Airflow has a focus on executing the actions in order. The focus of dagster is a pipeline of data transformations. Dagster explicitly defines the inputs and outputs of every operation, so you can connect the data you yield from step 1 and use it in step 2. In Airflow you can provide the location of your data in step 1, and retrieve that location in step 2, but it is not so explicit. So if you want to execute a set of independent SQL queries, Airflow is the simpler choice. If you want to load data from a database, transform it with pandas and write it to S3 you might consider if dagster isn’t better.
For this $work assignment we have many data intensive flows of data from one system to another and therefore dagster is a better choice. However we do have SQL scripts that need to be run in separate steps in order, but they are not idempotent and they don’t move data. So what do you do then?
In dagster you can make explicit that your operation has no output but does depend on other operations.

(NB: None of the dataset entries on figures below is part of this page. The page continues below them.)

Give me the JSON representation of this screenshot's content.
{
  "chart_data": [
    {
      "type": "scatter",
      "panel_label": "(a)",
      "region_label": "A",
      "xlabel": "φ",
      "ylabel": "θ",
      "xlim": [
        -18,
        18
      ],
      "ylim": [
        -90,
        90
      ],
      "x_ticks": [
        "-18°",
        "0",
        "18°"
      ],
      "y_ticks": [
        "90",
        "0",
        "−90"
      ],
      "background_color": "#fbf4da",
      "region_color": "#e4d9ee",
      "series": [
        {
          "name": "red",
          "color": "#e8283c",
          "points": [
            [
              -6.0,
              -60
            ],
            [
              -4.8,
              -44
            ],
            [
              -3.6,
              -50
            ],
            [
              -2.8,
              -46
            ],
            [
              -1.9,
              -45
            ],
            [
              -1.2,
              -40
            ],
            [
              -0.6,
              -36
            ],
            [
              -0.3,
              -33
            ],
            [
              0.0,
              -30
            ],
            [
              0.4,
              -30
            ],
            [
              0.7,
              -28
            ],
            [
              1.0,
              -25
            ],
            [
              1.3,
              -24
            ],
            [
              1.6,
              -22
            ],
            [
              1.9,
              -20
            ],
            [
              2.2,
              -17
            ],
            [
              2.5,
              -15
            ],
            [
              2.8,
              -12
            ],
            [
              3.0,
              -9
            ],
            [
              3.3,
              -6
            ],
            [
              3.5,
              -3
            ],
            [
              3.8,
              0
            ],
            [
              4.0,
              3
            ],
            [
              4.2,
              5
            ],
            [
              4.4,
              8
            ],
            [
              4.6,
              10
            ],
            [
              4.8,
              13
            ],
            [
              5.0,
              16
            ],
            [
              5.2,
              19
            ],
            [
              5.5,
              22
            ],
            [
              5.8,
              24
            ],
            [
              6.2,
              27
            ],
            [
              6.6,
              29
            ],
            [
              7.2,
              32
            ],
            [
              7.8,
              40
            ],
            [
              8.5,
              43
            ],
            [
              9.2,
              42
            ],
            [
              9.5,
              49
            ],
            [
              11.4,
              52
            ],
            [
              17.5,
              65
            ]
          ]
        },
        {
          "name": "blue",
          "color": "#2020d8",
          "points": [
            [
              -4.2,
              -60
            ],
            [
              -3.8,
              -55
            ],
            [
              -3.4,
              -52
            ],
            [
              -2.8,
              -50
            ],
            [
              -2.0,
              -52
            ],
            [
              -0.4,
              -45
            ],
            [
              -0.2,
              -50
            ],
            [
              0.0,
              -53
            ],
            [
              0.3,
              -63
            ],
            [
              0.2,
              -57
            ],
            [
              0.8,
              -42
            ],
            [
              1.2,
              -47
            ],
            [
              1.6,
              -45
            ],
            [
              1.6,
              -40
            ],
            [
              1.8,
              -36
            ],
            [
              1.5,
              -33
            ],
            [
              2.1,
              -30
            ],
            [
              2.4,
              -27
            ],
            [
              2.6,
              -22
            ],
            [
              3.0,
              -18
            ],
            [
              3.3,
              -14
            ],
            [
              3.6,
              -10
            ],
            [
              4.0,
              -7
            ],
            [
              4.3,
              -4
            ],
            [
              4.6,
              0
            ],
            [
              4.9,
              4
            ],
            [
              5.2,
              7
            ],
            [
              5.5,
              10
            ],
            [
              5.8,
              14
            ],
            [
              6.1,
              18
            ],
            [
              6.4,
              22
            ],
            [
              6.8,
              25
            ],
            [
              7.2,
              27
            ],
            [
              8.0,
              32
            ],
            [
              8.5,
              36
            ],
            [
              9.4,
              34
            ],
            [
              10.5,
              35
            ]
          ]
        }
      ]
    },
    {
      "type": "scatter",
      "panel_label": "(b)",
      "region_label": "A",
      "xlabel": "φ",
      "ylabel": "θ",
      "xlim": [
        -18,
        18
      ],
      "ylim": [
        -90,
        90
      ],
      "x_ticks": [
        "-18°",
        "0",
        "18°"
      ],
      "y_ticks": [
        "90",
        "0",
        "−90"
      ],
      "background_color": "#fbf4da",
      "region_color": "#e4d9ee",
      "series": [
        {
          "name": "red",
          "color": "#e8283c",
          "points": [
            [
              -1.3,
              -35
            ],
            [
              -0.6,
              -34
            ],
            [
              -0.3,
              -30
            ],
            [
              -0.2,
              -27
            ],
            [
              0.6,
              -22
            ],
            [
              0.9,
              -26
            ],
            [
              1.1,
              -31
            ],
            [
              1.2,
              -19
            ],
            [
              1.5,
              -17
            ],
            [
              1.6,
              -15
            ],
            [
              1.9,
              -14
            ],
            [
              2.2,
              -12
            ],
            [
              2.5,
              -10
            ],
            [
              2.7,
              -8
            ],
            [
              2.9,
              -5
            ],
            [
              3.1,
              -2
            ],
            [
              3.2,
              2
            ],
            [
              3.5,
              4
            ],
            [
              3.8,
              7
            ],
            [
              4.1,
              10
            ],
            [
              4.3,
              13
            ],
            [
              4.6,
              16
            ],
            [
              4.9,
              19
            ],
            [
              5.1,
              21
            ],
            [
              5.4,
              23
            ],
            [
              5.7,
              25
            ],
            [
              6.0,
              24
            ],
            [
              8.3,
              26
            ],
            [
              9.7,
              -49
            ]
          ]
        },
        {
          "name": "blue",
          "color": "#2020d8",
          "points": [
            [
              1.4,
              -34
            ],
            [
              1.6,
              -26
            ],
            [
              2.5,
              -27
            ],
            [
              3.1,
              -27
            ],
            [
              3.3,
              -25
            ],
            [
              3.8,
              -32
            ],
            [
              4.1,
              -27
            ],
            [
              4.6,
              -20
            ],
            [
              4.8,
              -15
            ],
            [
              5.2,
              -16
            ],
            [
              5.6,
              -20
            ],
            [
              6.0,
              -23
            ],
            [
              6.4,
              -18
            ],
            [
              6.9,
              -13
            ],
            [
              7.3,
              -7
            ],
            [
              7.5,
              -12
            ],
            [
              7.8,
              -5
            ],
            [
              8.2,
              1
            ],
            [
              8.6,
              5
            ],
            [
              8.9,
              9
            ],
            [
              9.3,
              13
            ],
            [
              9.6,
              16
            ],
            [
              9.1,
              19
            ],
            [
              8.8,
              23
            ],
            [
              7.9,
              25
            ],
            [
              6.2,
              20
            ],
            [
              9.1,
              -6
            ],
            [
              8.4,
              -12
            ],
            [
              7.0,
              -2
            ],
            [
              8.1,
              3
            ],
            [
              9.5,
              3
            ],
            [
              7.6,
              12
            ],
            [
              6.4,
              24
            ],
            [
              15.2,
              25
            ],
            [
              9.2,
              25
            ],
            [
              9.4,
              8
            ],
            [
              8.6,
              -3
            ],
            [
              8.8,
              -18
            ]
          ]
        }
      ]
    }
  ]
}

In dagster we define in and outputs of operations (@ops) inside the decorator.
from dagster import In, Nothing, job, op
from repository.queries import query1, query2
@op
def create_table_1():
query = read_query_file(query1)
get_database_connection().execute(query)
@op(ins={"start": In(Nothing)})
def create_table_2():
query = read_query_file(query2)
get_database_connection().execute(query)
@job
def nothing_dependency():
create_table_2(start=create_table_1())
So I think that this is an appropriate way to move from loose SQL scripts to running these scripts with a proper scheduler.
However if you are actually filling tables or partitions you want to upgrade this by yielding Asset Materializations, that is; telling Dagster you’ve created something in a remote location. That way you can even trigger other jobs that only need to run on a new partition, in Airflow you had to cobble them all together inside one DAG. In dagster you can keep the downstream jobs seperate.